PETA filed a complaint against ASU with the United States Department of Agriculture in September, citing cruelty in several laboratory experiments in anatomy and physiology classes.

PETA cited four experiments conducted at ASU in its complaint including dissecting rats, female mice and frogs as well as injecting drugs into rabbits after making incisions in their chests to observe the hearts and lungs.

Kirby Mauro, vice president of STAAR, said the group worked with PETA to put together a petition against classroom experiments involving animals.

After STAAR obtains what club leaders think is an adequate number of signatures, they will submit the petition to ASU’s Executive Vice President and Provost Elizabeth Capaldi.

Through obtaining student signatures, STARR members hope to both raise awareness among students and eventually remove or replace these experiments with more humane options, Mauro said.

“Because we’re only getting signatures from ASU students, it shows that ASU students actually care to see this change, it’s not just PETA and [STAAR],” Mauro said. “Also, it’s creating student awareness. Unless the students are aware, they won’t take any action.”

By signing the petitions, students are helping to take action, she said.

Mauro said PETA’s assistance has been invaluable in bringing more attention to the issues at ASU.

PETA now has a call to action on its Web site urging people to write letters to the University to stop the reported questionable experiments.

“Because [PETA is] so well known, they’ve been able to reach a larger audience and bring more media attention,” she said. “If it were just a student organization like us, I think it would get less attention.”

STAAR’s ultimate goal is to stop the traditional animal experiments and replace them with more modern techniques including computer-program simulations and 3-D models, Mauro said.

Stephanie Miller, STAAR’s president, said the group wants ASU to acknowledge that there are other alternatives to killing animals for research.

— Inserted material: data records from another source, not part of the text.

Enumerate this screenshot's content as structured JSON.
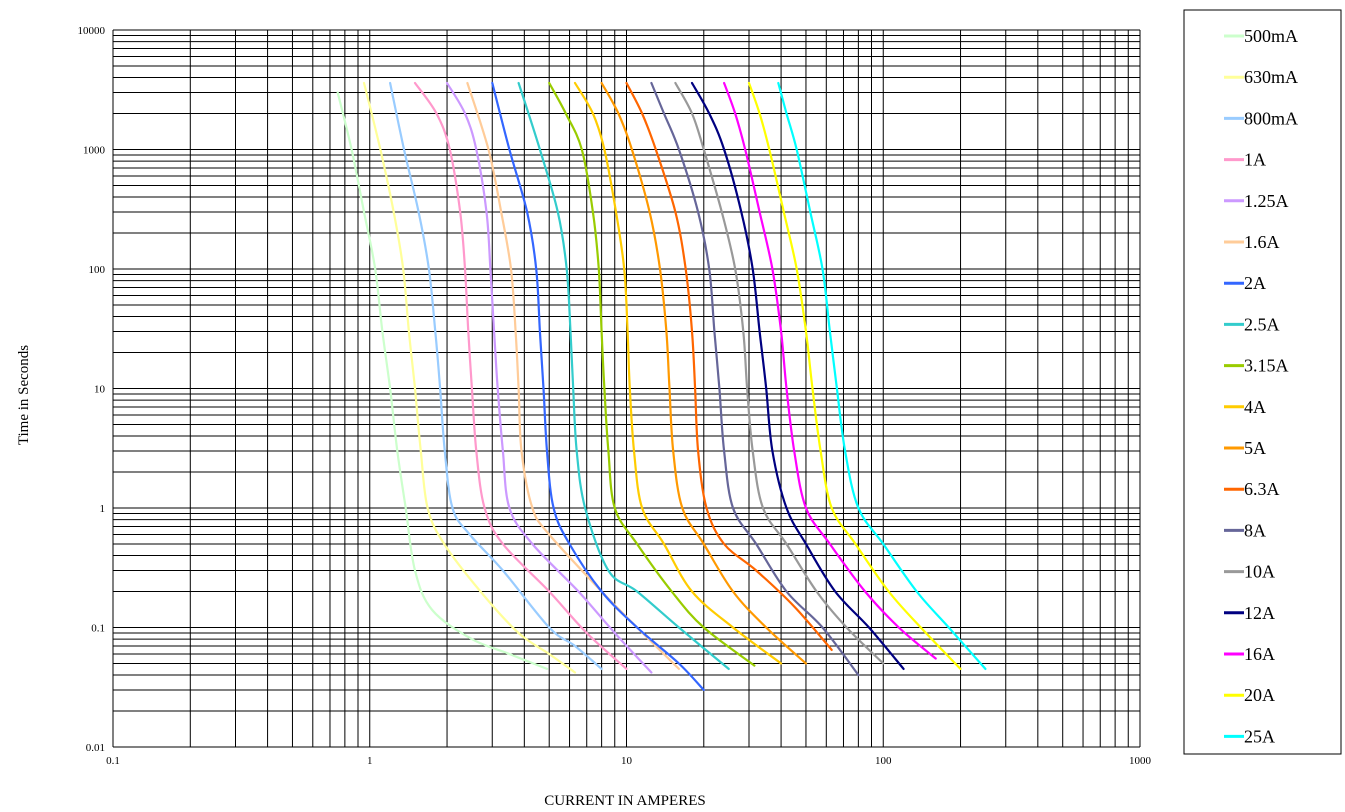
{
  "chart_data": {
    "type": "line",
    "title": "",
    "xlabel": "CURRENT IN AMPERES",
    "ylabel": "Time in Seconds",
    "x_scale": "log",
    "y_scale": "log",
    "xlim": [
      0.1,
      1000
    ],
    "ylim": [
      0.01,
      10000
    ],
    "x_ticks": [
      {
        "value": 0.1,
        "label": "0.1"
      },
      {
        "value": 1,
        "label": "1"
      },
      {
        "value": 10,
        "label": "10"
      },
      {
        "value": 100,
        "label": "100"
      },
      {
        "value": 1000,
        "label": "1000"
      }
    ],
    "y_ticks": [
      {
        "value": 0.01,
        "label": "0.01"
      },
      {
        "value": 0.1,
        "label": "0.1"
      },
      {
        "value": 1,
        "label": "1"
      },
      {
        "value": 10,
        "label": "10"
      },
      {
        "value": 100,
        "label": "100"
      },
      {
        "value": 1000,
        "label": "1000"
      },
      {
        "value": 10000,
        "label": "10000"
      }
    ],
    "grid": true,
    "legend_position": "right",
    "series": [
      {
        "name": "500mA",
        "color": "#ccffcc",
        "points": [
          [
            0.75,
            3000
          ],
          [
            0.85,
            1000
          ],
          [
            0.95,
            300
          ],
          [
            1.05,
            100
          ],
          [
            1.12,
            30
          ],
          [
            1.2,
            10
          ],
          [
            1.28,
            3
          ],
          [
            1.38,
            1
          ],
          [
            1.5,
            0.3
          ],
          [
            1.75,
            0.14
          ],
          [
            2.5,
            0.08
          ],
          [
            3.5,
            0.06
          ],
          [
            4.9,
            0.045
          ]
        ]
      },
      {
        "name": "630mA",
        "color": "#ffff99",
        "points": [
          [
            0.95,
            3600
          ],
          [
            1.1,
            1000
          ],
          [
            1.24,
            300
          ],
          [
            1.35,
            100
          ],
          [
            1.42,
            30
          ],
          [
            1.5,
            10
          ],
          [
            1.58,
            3
          ],
          [
            1.68,
            1
          ],
          [
            1.95,
            0.5
          ],
          [
            2.7,
            0.2
          ],
          [
            3.8,
            0.09
          ],
          [
            5,
            0.06
          ],
          [
            6.3,
            0.042
          ]
        ]
      },
      {
        "name": "800mA",
        "color": "#99ccff",
        "points": [
          [
            1.2,
            3600
          ],
          [
            1.36,
            1000
          ],
          [
            1.55,
            300
          ],
          [
            1.7,
            100
          ],
          [
            1.8,
            30
          ],
          [
            1.88,
            10
          ],
          [
            1.96,
            3
          ],
          [
            2.1,
            1
          ],
          [
            2.45,
            0.6
          ],
          [
            3.3,
            0.3
          ],
          [
            5,
            0.1
          ],
          [
            6.3,
            0.07
          ],
          [
            8,
            0.045
          ]
        ]
      },
      {
        "name": "1A",
        "color": "#ff99cc",
        "points": [
          [
            1.5,
            3600
          ],
          [
            1.82,
            2000
          ],
          [
            2.05,
            1000
          ],
          [
            2.25,
            300
          ],
          [
            2.35,
            100
          ],
          [
            2.42,
            30
          ],
          [
            2.5,
            10
          ],
          [
            2.6,
            3
          ],
          [
            2.8,
            1
          ],
          [
            3.3,
            0.5
          ],
          [
            5,
            0.2
          ],
          [
            7,
            0.09
          ],
          [
            10,
            0.045
          ]
        ]
      },
      {
        "name": "1.25A",
        "color": "#cc99ff",
        "points": [
          [
            2,
            3600
          ],
          [
            2.35,
            2000
          ],
          [
            2.6,
            1000
          ],
          [
            2.85,
            300
          ],
          [
            2.95,
            100
          ],
          [
            3.05,
            30
          ],
          [
            3.15,
            10
          ],
          [
            3.3,
            3
          ],
          [
            3.5,
            1
          ],
          [
            4.3,
            0.5
          ],
          [
            6.5,
            0.2
          ],
          [
            9,
            0.09
          ],
          [
            12.5,
            0.042
          ]
        ]
      },
      {
        "name": "1.6A",
        "color": "#ffcc99",
        "points": [
          [
            2.4,
            3600
          ],
          [
            2.9,
            1000
          ],
          [
            3.25,
            300
          ],
          [
            3.55,
            100
          ],
          [
            3.7,
            30
          ],
          [
            3.8,
            10
          ],
          [
            3.9,
            3
          ],
          [
            4.3,
            1
          ],
          [
            5,
            0.6
          ],
          [
            8,
            0.2
          ],
          [
            11,
            0.1
          ],
          [
            16,
            0.045
          ]
        ]
      },
      {
        "name": "2A",
        "color": "#3366ff",
        "points": [
          [
            3,
            3600
          ],
          [
            3.5,
            1000
          ],
          [
            4.1,
            300
          ],
          [
            4.45,
            100
          ],
          [
            4.6,
            30
          ],
          [
            4.75,
            10
          ],
          [
            4.9,
            3
          ],
          [
            5.2,
            1
          ],
          [
            6,
            0.5
          ],
          [
            8,
            0.2
          ],
          [
            11,
            0.1
          ],
          [
            16,
            0.05
          ],
          [
            20,
            0.03
          ]
        ]
      },
      {
        "name": "2.5A",
        "color": "#33cccc",
        "points": [
          [
            3.8,
            3600
          ],
          [
            4.6,
            1000
          ],
          [
            5.4,
            300
          ],
          [
            5.85,
            100
          ],
          [
            6.05,
            30
          ],
          [
            6.2,
            10
          ],
          [
            6.4,
            3
          ],
          [
            6.9,
            1
          ],
          [
            8.5,
            0.3
          ],
          [
            11,
            0.2
          ],
          [
            16,
            0.1
          ],
          [
            25,
            0.045
          ]
        ]
      },
      {
        "name": "3.15A",
        "color": "#99cc00",
        "points": [
          [
            5,
            3600
          ],
          [
            5.8,
            2000
          ],
          [
            6.7,
            1000
          ],
          [
            7.4,
            300
          ],
          [
            7.8,
            100
          ],
          [
            8,
            30
          ],
          [
            8.2,
            10
          ],
          [
            8.5,
            3
          ],
          [
            9,
            1
          ],
          [
            11,
            0.5
          ],
          [
            15,
            0.2
          ],
          [
            20,
            0.1
          ],
          [
            31.5,
            0.048
          ]
        ]
      },
      {
        "name": "4A",
        "color": "#ffcc00",
        "points": [
          [
            6.3,
            3600
          ],
          [
            7.4,
            2000
          ],
          [
            8.2,
            1000
          ],
          [
            9.1,
            300
          ],
          [
            9.8,
            100
          ],
          [
            10.1,
            30
          ],
          [
            10.3,
            10
          ],
          [
            10.7,
            3
          ],
          [
            11.5,
            1
          ],
          [
            14,
            0.5
          ],
          [
            18,
            0.2
          ],
          [
            26,
            0.1
          ],
          [
            40,
            0.05
          ]
        ]
      },
      {
        "name": "5A",
        "color": "#ff9900",
        "points": [
          [
            8,
            3600
          ],
          [
            9.3,
            2000
          ],
          [
            10.5,
            1000
          ],
          [
            12.3,
            300
          ],
          [
            13.5,
            100
          ],
          [
            14.3,
            30
          ],
          [
            14.7,
            10
          ],
          [
            15.2,
            3
          ],
          [
            16.5,
            1
          ],
          [
            20,
            0.5
          ],
          [
            26,
            0.2
          ],
          [
            35,
            0.1
          ],
          [
            50,
            0.05
          ]
        ]
      },
      {
        "name": "6.3A",
        "color": "#ff6600",
        "points": [
          [
            10,
            3600
          ],
          [
            11.5,
            2000
          ],
          [
            13,
            1000
          ],
          [
            15.5,
            300
          ],
          [
            17,
            100
          ],
          [
            18,
            30
          ],
          [
            18.5,
            10
          ],
          [
            19,
            3
          ],
          [
            20.5,
            1
          ],
          [
            24,
            0.5
          ],
          [
            32,
            0.3
          ],
          [
            45,
            0.15
          ],
          [
            63,
            0.065
          ]
        ]
      },
      {
        "name": "8A",
        "color": "#666699",
        "points": [
          [
            12.5,
            3600
          ],
          [
            14,
            2000
          ],
          [
            16,
            1000
          ],
          [
            19,
            300
          ],
          [
            21,
            100
          ],
          [
            22,
            30
          ],
          [
            23,
            10
          ],
          [
            24,
            3
          ],
          [
            26,
            1
          ],
          [
            32,
            0.5
          ],
          [
            42,
            0.2
          ],
          [
            58,
            0.1
          ],
          [
            80,
            0.04
          ]
        ]
      },
      {
        "name": "10A",
        "color": "#999999",
        "points": [
          [
            15.5,
            3600
          ],
          [
            18,
            2000
          ],
          [
            20,
            1000
          ],
          [
            23.5,
            300
          ],
          [
            26.5,
            100
          ],
          [
            28.5,
            30
          ],
          [
            29.5,
            10
          ],
          [
            31,
            3
          ],
          [
            34,
            1
          ],
          [
            42,
            0.5
          ],
          [
            55,
            0.2
          ],
          [
            72,
            0.1
          ],
          [
            100,
            0.05
          ]
        ]
      },
      {
        "name": "12A",
        "color": "#000080",
        "points": [
          [
            18,
            3600
          ],
          [
            21,
            2000
          ],
          [
            24,
            1000
          ],
          [
            28,
            300
          ],
          [
            31,
            100
          ],
          [
            33,
            30
          ],
          [
            35,
            10
          ],
          [
            37,
            3
          ],
          [
            42,
            1
          ],
          [
            50,
            0.5
          ],
          [
            65,
            0.2
          ],
          [
            88,
            0.1
          ],
          [
            120,
            0.045
          ]
        ]
      },
      {
        "name": "16A",
        "color": "#ff00ff",
        "points": [
          [
            24,
            3600
          ],
          [
            26.5,
            2000
          ],
          [
            29,
            1000
          ],
          [
            33,
            300
          ],
          [
            37,
            100
          ],
          [
            40,
            30
          ],
          [
            42,
            10
          ],
          [
            45,
            3
          ],
          [
            50,
            1
          ],
          [
            62,
            0.5
          ],
          [
            85,
            0.2
          ],
          [
            115,
            0.1
          ],
          [
            160,
            0.055
          ]
        ]
      },
      {
        "name": "20A",
        "color": "#ffff00",
        "points": [
          [
            30,
            3600
          ],
          [
            33,
            2000
          ],
          [
            36,
            1000
          ],
          [
            41,
            300
          ],
          [
            46,
            100
          ],
          [
            50,
            30
          ],
          [
            53,
            10
          ],
          [
            57,
            3
          ],
          [
            63,
            1
          ],
          [
            78,
            0.5
          ],
          [
            105,
            0.2
          ],
          [
            140,
            0.1
          ],
          [
            200,
            0.045
          ]
        ]
      },
      {
        "name": "25A",
        "color": "#00ffff",
        "points": [
          [
            39,
            3600
          ],
          [
            42,
            2000
          ],
          [
            46,
            1000
          ],
          [
            52,
            300
          ],
          [
            58,
            100
          ],
          [
            62,
            30
          ],
          [
            66,
            10
          ],
          [
            71,
            3
          ],
          [
            80,
            1
          ],
          [
            100,
            0.5
          ],
          [
            135,
            0.2
          ],
          [
            180,
            0.1
          ],
          [
            250,
            0.045
          ]
        ]
      }
    ]
  }
}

“We can get away from these archaic cruel methods of experimentation,” the music therapy junior said.

Despite the recent allegations of cruelty, many students are still choosing to enroll in anatomy and physiology classes, like biology and pre-med junior Jamie Tan.

Tan said he doesn’t view the experiments as inhumane because they’re being done for academic study and the animals are put to sleep and do not feel anything during the procedure.

He plans to enroll in an anatomy and physiology class in the spring and said the hands-on experience with animals and cadavers will ultimately benefit him and provide better preparation than the computer-simulated programs PETA and STAAR are recommending.

“Real doctors treat patients — real human beings. It’s not computer simulated,” Tan said. “That hands-on experience is really important and I think the best way to learn about the muscular and skeletal structures.”

Miller said the laboratory experiments ASU uses are out of date and called for the University to adopt newer research methods.

“We have the technology and the knowledge that we don’t need to rely on these older, more archaic methods of experimentation,” she said.

In an open forum with students on Thursday, ASU President Michael Crow said he supports alternative methods for animal research, but said he was not the person to decide if those methods are the most effective.

“I strongly support ethical treatment of animals,” he said. “We are at a moment where we need to update our thinking … and constantly be looking at what we are doing and how we are treating animals.”